Before looking at the ways to alter this course, it is first necessary to understand how this degradation occurred.

What happened?
Around 1960, the most prestigious psychiatric residency programs, like the one I was trained in, placed a strong emphasis on Freud’s ideas, and the various schools that had splintered off from psychoanalysis. Despite its strictly Freudian emphasis, the residents in my training program were expected to have more than a passing understanding of the various schools of psychiatric thought other than psychoanalysis. This acceptance of eclecticism was the rule, with one notable exception: Except for the first part of his book, Character Analysis, Wilhelm Reich and his ideas were considered off-limits in every psychiatric residency program. In my psychiatric training, not only was any discussion of Reich’s ideas not tolerated, but there were several occasions when I heard his name smeared by members of the psychoanalytic teaching staff. Entire lectures were devoted to slandering Reich and his work with the sole purpose of making sure that no resident even thought of looking seriously into his psychiatric contributions. The chairman of psychiatry, who himself had been analyzed by Reich in Europe, once said that if he ever heard any resident mention Reich’s name that person would be dismissed from the program. Since I had started my training in medical orgone therapy shortly before, I kept my mouth shut and simply learned as much traditional psychiatry as I could. Later, when the residency director offered me a position on that hospital’s staff, I declined, knowing that I would not be able to practice psychiatry the way I wanted to.

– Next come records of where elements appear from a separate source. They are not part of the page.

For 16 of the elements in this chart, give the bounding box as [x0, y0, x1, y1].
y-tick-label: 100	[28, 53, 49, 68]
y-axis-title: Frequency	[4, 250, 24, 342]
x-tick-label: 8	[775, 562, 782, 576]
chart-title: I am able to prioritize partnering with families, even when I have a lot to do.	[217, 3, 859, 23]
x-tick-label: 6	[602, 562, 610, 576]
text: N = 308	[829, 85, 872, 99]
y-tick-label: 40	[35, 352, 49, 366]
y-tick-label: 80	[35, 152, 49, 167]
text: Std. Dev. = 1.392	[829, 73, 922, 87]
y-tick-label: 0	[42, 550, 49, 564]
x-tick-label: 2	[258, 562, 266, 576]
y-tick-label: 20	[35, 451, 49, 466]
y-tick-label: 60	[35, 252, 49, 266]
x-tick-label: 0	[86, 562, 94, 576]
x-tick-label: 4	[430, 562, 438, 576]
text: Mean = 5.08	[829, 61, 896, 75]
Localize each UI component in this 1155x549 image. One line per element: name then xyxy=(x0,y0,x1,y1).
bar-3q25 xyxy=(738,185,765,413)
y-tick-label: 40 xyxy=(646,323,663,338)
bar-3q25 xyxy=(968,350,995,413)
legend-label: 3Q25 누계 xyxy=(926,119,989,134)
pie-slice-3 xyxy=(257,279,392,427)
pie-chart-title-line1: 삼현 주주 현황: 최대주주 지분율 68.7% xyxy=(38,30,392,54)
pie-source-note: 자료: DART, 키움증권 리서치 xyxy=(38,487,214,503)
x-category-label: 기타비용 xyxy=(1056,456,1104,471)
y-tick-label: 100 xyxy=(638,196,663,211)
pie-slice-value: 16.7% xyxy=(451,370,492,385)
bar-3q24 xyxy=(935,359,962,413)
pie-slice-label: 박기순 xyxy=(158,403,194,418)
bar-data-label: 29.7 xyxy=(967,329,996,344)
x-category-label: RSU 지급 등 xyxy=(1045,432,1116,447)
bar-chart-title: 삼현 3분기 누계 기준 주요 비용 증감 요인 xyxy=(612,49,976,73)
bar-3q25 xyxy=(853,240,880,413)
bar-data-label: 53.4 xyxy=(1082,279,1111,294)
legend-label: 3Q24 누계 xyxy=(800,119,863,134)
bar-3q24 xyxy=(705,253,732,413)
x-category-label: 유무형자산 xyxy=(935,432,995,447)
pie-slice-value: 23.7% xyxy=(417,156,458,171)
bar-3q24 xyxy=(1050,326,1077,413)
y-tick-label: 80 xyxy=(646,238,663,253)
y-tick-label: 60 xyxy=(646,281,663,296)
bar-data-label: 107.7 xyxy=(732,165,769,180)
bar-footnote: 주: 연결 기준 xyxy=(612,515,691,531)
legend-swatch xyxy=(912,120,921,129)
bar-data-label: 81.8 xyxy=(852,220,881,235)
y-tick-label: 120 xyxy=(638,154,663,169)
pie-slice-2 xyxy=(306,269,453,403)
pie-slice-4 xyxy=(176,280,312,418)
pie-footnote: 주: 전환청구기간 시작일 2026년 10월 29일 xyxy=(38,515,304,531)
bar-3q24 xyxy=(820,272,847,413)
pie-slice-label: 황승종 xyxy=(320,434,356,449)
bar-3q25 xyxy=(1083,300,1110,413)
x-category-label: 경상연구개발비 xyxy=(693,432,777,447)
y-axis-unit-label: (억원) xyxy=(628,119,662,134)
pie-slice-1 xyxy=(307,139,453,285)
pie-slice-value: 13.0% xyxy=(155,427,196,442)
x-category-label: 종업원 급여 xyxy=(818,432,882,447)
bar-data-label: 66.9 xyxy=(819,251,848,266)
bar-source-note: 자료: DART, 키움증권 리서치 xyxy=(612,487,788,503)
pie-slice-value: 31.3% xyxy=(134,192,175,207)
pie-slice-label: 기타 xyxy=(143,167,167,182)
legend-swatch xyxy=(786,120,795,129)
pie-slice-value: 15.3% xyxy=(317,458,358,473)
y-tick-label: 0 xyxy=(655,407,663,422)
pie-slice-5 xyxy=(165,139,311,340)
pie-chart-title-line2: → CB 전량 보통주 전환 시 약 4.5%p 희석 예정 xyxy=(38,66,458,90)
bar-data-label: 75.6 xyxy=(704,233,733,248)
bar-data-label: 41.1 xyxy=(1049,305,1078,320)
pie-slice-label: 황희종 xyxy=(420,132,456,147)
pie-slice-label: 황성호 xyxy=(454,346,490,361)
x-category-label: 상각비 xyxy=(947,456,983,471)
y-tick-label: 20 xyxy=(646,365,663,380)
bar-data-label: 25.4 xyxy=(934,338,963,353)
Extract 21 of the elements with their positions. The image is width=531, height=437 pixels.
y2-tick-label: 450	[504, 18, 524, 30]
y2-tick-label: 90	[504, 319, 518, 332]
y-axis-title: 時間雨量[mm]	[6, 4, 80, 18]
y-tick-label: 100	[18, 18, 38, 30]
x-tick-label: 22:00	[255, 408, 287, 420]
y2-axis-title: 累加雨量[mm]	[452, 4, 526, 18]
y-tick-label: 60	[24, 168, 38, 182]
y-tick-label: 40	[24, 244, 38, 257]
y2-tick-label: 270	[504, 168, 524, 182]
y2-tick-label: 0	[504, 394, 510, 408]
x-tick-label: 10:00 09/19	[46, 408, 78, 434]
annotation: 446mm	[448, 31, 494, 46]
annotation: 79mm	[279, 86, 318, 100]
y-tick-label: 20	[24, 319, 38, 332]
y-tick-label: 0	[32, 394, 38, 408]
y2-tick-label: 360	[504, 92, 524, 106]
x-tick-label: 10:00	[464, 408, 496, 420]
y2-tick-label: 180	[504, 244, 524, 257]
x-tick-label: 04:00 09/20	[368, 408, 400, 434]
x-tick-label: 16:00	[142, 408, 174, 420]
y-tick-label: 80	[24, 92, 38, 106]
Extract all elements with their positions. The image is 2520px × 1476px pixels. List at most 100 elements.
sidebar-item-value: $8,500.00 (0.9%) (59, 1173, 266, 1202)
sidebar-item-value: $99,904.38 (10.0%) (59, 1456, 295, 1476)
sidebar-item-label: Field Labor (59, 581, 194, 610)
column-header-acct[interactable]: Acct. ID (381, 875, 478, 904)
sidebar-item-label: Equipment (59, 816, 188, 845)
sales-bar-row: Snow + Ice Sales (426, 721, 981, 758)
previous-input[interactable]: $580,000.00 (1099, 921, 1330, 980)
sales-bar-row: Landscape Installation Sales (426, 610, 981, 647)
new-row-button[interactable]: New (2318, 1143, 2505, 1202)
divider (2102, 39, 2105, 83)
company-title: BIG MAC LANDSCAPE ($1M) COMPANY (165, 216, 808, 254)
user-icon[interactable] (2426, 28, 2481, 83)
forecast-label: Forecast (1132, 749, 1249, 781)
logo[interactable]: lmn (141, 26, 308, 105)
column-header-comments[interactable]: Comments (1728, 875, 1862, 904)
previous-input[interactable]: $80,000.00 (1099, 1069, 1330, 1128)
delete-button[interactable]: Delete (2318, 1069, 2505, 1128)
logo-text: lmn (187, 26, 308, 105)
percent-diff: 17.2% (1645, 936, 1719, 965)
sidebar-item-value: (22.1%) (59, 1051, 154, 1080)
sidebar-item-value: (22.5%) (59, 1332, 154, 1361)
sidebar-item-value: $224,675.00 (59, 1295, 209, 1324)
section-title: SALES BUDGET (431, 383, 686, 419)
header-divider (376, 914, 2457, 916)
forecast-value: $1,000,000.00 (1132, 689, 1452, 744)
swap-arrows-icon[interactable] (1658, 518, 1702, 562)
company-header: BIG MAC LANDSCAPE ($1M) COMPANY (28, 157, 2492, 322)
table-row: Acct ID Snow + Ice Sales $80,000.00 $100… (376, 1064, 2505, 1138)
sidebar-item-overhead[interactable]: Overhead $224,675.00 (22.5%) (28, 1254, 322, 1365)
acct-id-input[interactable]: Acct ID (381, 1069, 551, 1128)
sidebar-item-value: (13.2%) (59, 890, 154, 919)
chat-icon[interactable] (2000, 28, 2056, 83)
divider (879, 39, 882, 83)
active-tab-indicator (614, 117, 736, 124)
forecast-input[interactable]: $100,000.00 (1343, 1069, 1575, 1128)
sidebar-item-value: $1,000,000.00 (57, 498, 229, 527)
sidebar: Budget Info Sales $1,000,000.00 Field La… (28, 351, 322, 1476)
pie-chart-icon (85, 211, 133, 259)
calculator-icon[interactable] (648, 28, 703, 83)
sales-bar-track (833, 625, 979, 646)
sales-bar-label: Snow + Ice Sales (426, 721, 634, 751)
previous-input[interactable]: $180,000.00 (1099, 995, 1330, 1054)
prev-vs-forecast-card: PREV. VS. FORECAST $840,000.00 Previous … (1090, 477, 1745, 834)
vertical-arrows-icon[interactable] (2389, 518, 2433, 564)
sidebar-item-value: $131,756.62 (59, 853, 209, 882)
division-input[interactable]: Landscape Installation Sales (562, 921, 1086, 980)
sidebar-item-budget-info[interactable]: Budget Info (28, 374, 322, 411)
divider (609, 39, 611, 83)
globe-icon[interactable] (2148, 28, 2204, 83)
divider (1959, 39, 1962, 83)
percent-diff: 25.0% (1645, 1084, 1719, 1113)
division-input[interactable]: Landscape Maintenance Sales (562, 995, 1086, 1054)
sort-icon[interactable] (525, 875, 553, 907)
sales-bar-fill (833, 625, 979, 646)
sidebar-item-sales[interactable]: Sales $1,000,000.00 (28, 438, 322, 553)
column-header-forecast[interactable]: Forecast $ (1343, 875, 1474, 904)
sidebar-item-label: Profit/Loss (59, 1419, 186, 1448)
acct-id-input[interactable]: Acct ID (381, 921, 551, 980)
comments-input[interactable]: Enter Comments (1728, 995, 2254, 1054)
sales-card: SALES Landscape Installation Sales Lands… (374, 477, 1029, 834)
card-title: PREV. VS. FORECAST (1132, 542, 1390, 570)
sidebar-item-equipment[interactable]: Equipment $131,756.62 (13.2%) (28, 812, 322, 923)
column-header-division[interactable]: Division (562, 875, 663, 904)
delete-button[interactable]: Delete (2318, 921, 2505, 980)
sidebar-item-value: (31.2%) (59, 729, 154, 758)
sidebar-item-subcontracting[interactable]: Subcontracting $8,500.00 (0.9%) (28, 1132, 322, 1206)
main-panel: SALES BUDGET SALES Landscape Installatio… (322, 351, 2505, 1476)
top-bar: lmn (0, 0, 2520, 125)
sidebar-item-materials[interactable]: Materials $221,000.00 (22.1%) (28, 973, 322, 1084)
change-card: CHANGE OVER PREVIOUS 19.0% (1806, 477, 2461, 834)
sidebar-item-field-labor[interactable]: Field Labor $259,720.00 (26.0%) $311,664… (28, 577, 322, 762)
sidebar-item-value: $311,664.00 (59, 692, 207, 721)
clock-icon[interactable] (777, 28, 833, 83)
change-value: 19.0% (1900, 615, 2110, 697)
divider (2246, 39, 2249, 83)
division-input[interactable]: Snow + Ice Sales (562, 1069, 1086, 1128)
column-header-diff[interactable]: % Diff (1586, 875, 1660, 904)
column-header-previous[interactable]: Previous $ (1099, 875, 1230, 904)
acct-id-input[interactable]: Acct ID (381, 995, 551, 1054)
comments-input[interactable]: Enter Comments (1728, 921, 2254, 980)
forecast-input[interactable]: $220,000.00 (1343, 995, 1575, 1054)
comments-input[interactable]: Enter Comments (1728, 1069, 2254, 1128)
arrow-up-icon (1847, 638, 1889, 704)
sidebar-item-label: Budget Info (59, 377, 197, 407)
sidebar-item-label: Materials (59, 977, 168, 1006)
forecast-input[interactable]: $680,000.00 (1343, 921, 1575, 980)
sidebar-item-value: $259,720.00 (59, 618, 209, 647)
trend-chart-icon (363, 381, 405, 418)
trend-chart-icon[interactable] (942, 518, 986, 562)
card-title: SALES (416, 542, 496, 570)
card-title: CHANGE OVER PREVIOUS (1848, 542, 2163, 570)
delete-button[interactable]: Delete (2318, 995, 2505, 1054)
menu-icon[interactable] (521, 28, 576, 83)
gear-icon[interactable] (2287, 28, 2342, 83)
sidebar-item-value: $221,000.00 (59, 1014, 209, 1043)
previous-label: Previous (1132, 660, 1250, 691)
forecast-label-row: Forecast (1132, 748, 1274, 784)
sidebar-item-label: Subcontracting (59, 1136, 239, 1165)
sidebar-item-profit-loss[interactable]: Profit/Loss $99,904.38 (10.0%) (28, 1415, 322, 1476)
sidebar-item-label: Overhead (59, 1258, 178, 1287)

The reason I mention these events now is that it will help to clarify later developments in psychiatry. I will show that the exclusion of Reich’s contributions to psychiatry and sociology from the main body of psychiatric knowledge were the pivotal factors that resulted in the degradation of psychiatry during the following decades. It prevented psychiatry from being placed on a natural scientific, biological foundation. Instead it is based on sterile, mechanistic principles.

Even in the early 1960s, however, there were signs indicating that the façade of psychiatry was cracking and conditions were not as robust as they appeared. For one thing, there were many psychiatric disorders such as psychoses and depression that were not amenable to psychoanalytic treatment. Another was the discovery of drugs that could be used to suppress the symptoms of anxiety and panic resulting from psychiatric disorders. These drugs were effective in eliminating the distressing psychiatric symptoms, but they certainly could not be considered a cure and, moreover, they had disturbing, sometimes life- threatening, side effects. Nevertheless, the practical advantage of these medications was that in many cases the length of psychiatric hospitalization could be reduced dramatically with great overall savings. The effectiveness of drugs on symptom reduction, although doing nothing to alleviate the underlying emotional problem, was a welcome alternative to psychiatrists with a mechanistic orientation. Psychoanalysis could not stand up to the symptomatic benefits of medication therapy.